I take down Sol’s story-wire from its place on the ledge above the window. I haven’t touched it in years. The wire is thick, heavy, slightly rusted. I place it in the centre of the kitchen table (my mother’s oak table) that has seen so much. I walk tentatively to my bedroom. Slow, like I’m performing a Japanese tea ceremony. I find the pale-green shoebox, stashed away at the back of the wardrobe, and carry it carefully back to my writing place. I am uncertain. When I paint, I fly. When I write, I might break.

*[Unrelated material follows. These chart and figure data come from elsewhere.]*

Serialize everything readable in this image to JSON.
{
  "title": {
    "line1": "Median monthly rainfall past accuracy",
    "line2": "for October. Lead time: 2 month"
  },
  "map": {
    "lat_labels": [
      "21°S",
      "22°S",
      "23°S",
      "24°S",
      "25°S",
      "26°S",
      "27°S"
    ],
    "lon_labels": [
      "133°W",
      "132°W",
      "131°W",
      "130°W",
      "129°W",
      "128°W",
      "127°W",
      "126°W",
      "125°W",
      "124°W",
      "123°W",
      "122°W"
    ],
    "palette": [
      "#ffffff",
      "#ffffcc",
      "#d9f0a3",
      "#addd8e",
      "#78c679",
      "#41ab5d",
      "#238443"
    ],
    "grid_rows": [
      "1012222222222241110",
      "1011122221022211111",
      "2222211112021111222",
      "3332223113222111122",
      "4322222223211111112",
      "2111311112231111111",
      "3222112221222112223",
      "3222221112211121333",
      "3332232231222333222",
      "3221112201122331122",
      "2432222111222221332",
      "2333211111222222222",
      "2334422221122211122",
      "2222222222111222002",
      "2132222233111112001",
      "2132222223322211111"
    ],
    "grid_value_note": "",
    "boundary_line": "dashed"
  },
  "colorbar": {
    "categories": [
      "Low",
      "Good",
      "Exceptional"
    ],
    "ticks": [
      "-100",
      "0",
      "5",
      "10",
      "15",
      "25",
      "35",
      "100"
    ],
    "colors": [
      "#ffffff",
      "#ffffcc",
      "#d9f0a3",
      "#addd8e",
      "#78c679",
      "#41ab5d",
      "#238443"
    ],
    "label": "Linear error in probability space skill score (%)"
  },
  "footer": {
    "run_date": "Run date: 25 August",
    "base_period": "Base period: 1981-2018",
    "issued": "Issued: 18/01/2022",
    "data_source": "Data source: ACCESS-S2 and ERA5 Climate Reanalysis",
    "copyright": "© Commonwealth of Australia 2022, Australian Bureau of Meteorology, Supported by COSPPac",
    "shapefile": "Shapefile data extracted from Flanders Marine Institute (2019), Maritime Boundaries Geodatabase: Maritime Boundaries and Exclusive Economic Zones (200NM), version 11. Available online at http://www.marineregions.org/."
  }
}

A white-bellied sea eagle skims the water, dipping into a mirror. I think of my daughter, Diana. I don’t want to be angry with her anymore. She is too much like me. A mirror. And Pearl’s turned out fine. More than fine. Stronger than all of us. I arrange the contents of the box in a semicircle around my notepad, with Sol’s wire at the centre. The periwinkle necklaces spread out on one side, and the black glass scraper and woollen caps on the other. The smell of the patchouli leaves I’ve scattered through the box is pungent, grounding, overpowering. And I have a jar of Ligurian honey beside me. The island transmuted. I will eat spoonfuls as I write. I take up my pen—fine-tipped, felt—and I smooth my hand along the page. I begin with trepidation because I am afraid of what it is I have to say. Until this very moment, the words were taken from me,
fossilised, so that now as I turn them in my palm or line them up beneath the glass (my own exhibition), I am forced to see again, but worse, to feel again that long-ago moment frozen in time. I carry this fossil of memory.